ResNets are tricky to conceptualise as there are many nuances to consider. Dr Bryce, you have done a great job here offering such a brilliant explanation that is both logical and easy to follow. You definitely have a gift of explaining complex ideas. Thank you!
I am writing a thesis on content-based image retrieval and I had to understand the ResNet architecture in-depth and by far this is the most transparent explanation ever!!
very very very good explanation. almost all explanations on this forget about the influence of random weights on the forward propagation and focus solely on the backward gradient multiplication. which is why i never understood why you needed to feed forward the input. thanks a lot
i have seen a lot of online lectures but you are the best for two reasons, the way you speak is not monotonous which give time to comprehend and process what your are explaining, and the second is the effort put in video editing to speed up when writing things down on board which doesn't break the flow of the lecture. Liked your video. Thanks🙂!
This is the clearest video that I've ever seen which explains the resnet for a layman, while at the same time conveying all the very important and relevant information related to resnet - I couldn't understand the paper - but with this video finally understood it - thanks a lot Professor Bryce - hope you create more such videos on deep learning
Until now, this is the best Residual Network tutorial I have found. As constructive feedback, I would like you to dive more deeply into how shape mismatches are handled because that part is not at par with the rest of the highly intuitive explanations of various things happening in a ResNet.

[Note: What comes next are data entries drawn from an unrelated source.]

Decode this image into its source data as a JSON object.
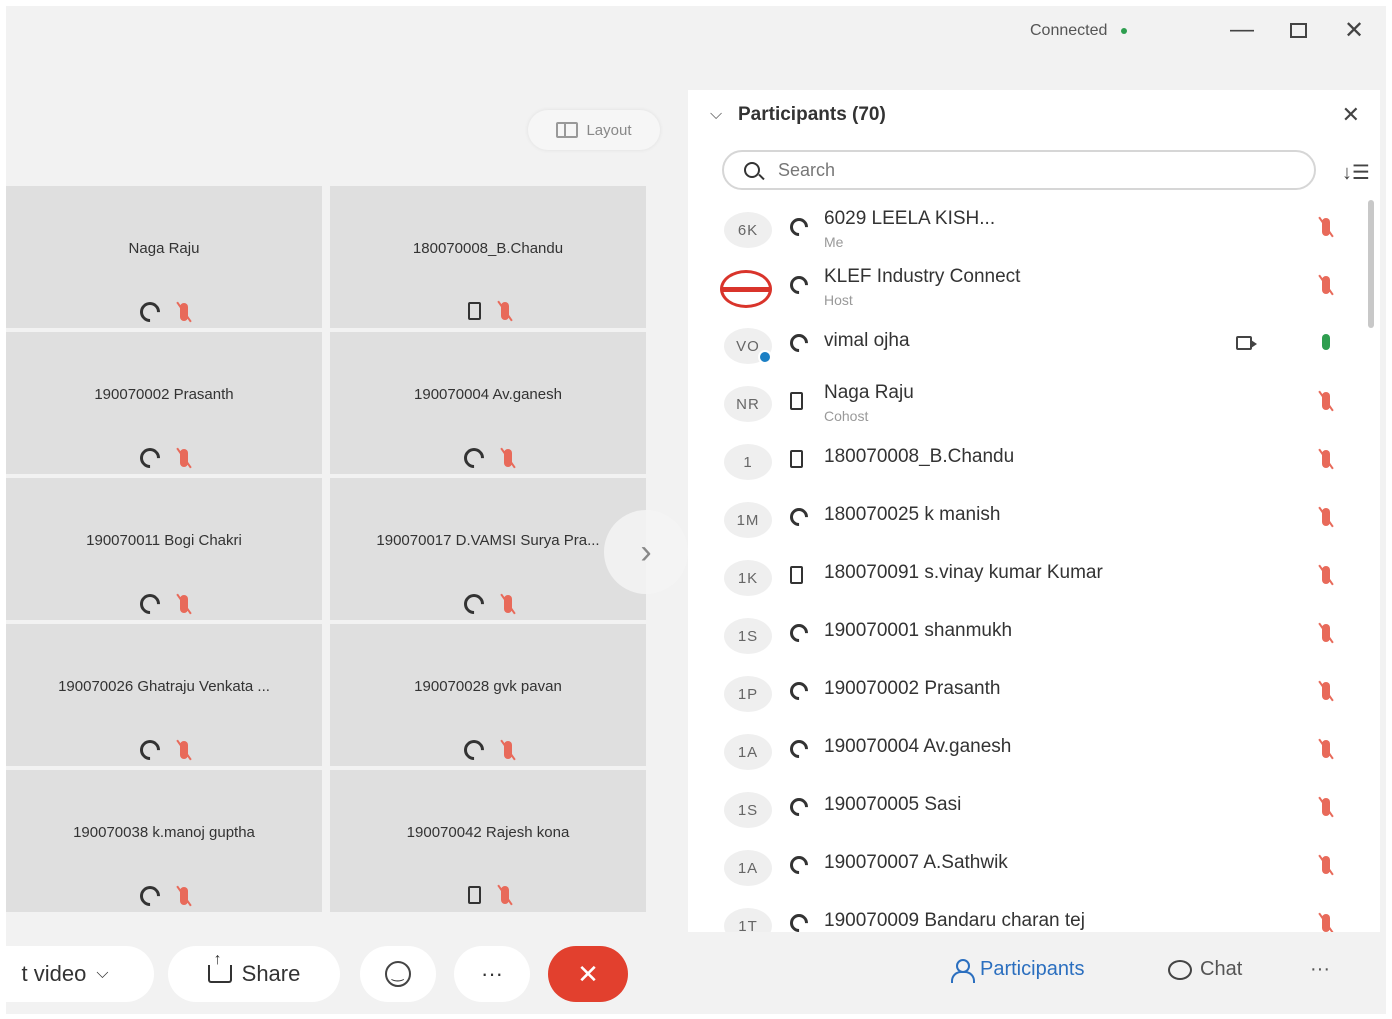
{
  "titlebar": {
    "status": "Connected",
    "status_color": "#2e9e4f",
    "minimize_icon": "minimize-icon",
    "maximize_icon": "maximize-icon",
    "close_icon": "close-icon"
  },
  "layout_button": {
    "label": "Layout"
  },
  "video_tiles": [
    {
      "name": "Naga Raju",
      "audio": "computer-audio",
      "muted": true
    },
    {
      "name": "180070008_B.Chandu",
      "audio": "phone",
      "muted": true
    },
    {
      "name": "190070002 Prasanth",
      "audio": "computer-audio",
      "muted": true
    },
    {
      "name": "190070004 Av.ganesh",
      "audio": "computer-audio",
      "muted": true
    },
    {
      "name": "190070011 Bogi Chakri",
      "audio": "computer-audio",
      "muted": true
    },
    {
      "name": "190070017 D.VAMSI Surya Pra...",
      "audio": "computer-audio",
      "muted": true
    },
    {
      "name": "190070026 Ghatraju Venkata ...",
      "audio": "computer-audio",
      "muted": true
    },
    {
      "name": "190070028 gvk pavan",
      "audio": "computer-audio",
      "muted": true
    },
    {
      "name": "190070038 k.manoj guptha",
      "audio": "computer-audio",
      "muted": true
    },
    {
      "name": "190070042 Rajesh kona",
      "audio": "phone",
      "muted": true
    }
  ],
  "participants_panel": {
    "title": "Participants (70)",
    "search_placeholder": "Search",
    "participants": [
      {
        "initials": "6K",
        "audio": "computer-audio",
        "name": "6029 LEELA KISH...",
        "role": "Me",
        "muted": true
      },
      {
        "initials": "",
        "logo": true,
        "audio": "computer-audio",
        "name": "KLEF Industry Connect",
        "role": "Host",
        "muted": true
      },
      {
        "initials": "VO",
        "badge": true,
        "audio": "computer-audio",
        "name": "vimal ojha",
        "role": "",
        "video": true,
        "muted": false
      },
      {
        "initials": "NR",
        "audio": "phone",
        "name": "Naga Raju",
        "role": "Cohost",
        "muted": true
      },
      {
        "initials": "1",
        "audio": "phone",
        "name": "180070008_B.Chandu",
        "role": "",
        "muted": true
      },
      {
        "initials": "1M",
        "audio": "computer-audio",
        "name": "180070025 k manish",
        "role": "",
        "muted": true
      },
      {
        "initials": "1K",
        "audio": "phone",
        "name": "180070091 s.vinay kumar Kumar",
        "role": "",
        "muted": true
      },
      {
        "initials": "1S",
        "audio": "computer-audio",
        "name": "190070001 shanmukh",
        "role": "",
        "muted": true
      },
      {
        "initials": "1P",
        "audio": "computer-audio",
        "name": "190070002 Prasanth",
        "role": "",
        "muted": true
      },
      {
        "initials": "1A",
        "audio": "computer-audio",
        "name": "190070004 Av.ganesh",
        "role": "",
        "muted": true
      },
      {
        "initials": "1S",
        "audio": "computer-audio",
        "name": "190070005 Sasi",
        "role": "",
        "muted": true
      },
      {
        "initials": "1A",
        "audio": "computer-audio",
        "name": "190070007 A.Sathwik",
        "role": "",
        "muted": true
      },
      {
        "initials": "1T",
        "audio": "computer-audio",
        "name": "190070009 Bandaru charan tej",
        "role": "",
        "muted": true
      }
    ]
  },
  "bottom_bar": {
    "video_label": "t video",
    "share_label": "Share",
    "more_label": "···",
    "end_label": "✕",
    "participants_label": "Participants",
    "chat_label": "Chat",
    "overflow_label": "···"
  },
  "colors": {
    "end_button": "#e2402e",
    "muted_mic": "#e86a5a",
    "active_mic": "#2e9e4f",
    "accent": "#2b6fbf"
  }
}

Excellent class! I watched many videos before I came to this video and none explained the concept of residual networks as clearly as you did. Greetings from México!
Wow This explanation is amazing. So clear! I saw some videos about resNets but none of them describes what skip connections mean inside, what is their inside structure and working logic. But your explanation gives me much more. You explained the way of thinking and inside structure and advantages. Wow!
This is such a clean and helpful video! Thank you very much! The only thing I still don't know is during the propagation, we now have two sets of gradients for each block? One for going through the layers, one for going around the layers, then how do we know which one to use to update the weights and bias?
Good question. For any given weight (or bias), its partial derivative expresses how it affects the loss along *all* paths. That means we have to use both the around- and through-paths to calculate the gradient. Luckily, this is easy to compute because the way to combine those paths is just to add up their contributions!
@csprof, By consistently including the original information alongside the features obtained from each residual block, are we inadvertently constraining our ResNet model to closely adhere to the input data, possibly leading to a form of over-memorization?
Thanks for nice explanation But I have one query, in part 16:00 where you said "each output neuron get input from every neuron across the depth of previous layer", here doesn't that make each output depth neuron same??
Thank you very much. I am not sure yet how residual block lead to faster gradient passing when the gradient has to go through both paths please? It means as I understand that this adds more overhead to compute the gradient. Please correct me if I am wrong. Also can you please add more how 1x1 reduce the depth or make a video please if possible? For example, I am not sure how the entire depth say of size 255 gives output to one neuron.
You're right that the residual connections mean more-complicated gradient calculations, which are therefore slower to compute for one pass. The sense in which it's faster is that it takes fewer training iterations for the network to learn something useful, because each update is more informative. Another way to think about it is that the function you're trying to learn with a residual architecture is simpler, so your random starting point is a lot more likely to be in a place where gradient descent can make rapid downhill progress. For the second part of your question, whenever we have 2D convolutions applied to a 3D tensor (whether the third dimension is color channels in the initial image, or different outputs from a preceding convolutional layer) we generally have a connection from *every* input along that third dimension to each of the neurons. If you do 1x1 convolution, each neuron gets input from a 1x1 patch in the first two dimensions, so the *only* thing it's doing is computing some function over all the third-dimension inputs. And then by choosing how many output channels you want, you can change the size on that dimension. For example, say that you have a 20x20x3 image. If you use 1x1 convolution with 8 output channels, then each neuron will get input from a 1x1x3 sub-image, but you'll have 8 different functions computed on that same patch, resulting in a 20x20x8 output.
Isn't this similar to RNNs where subsets of data is used for each epoch & in residual network, a block of layers is injected with fresh signal, much like boosting.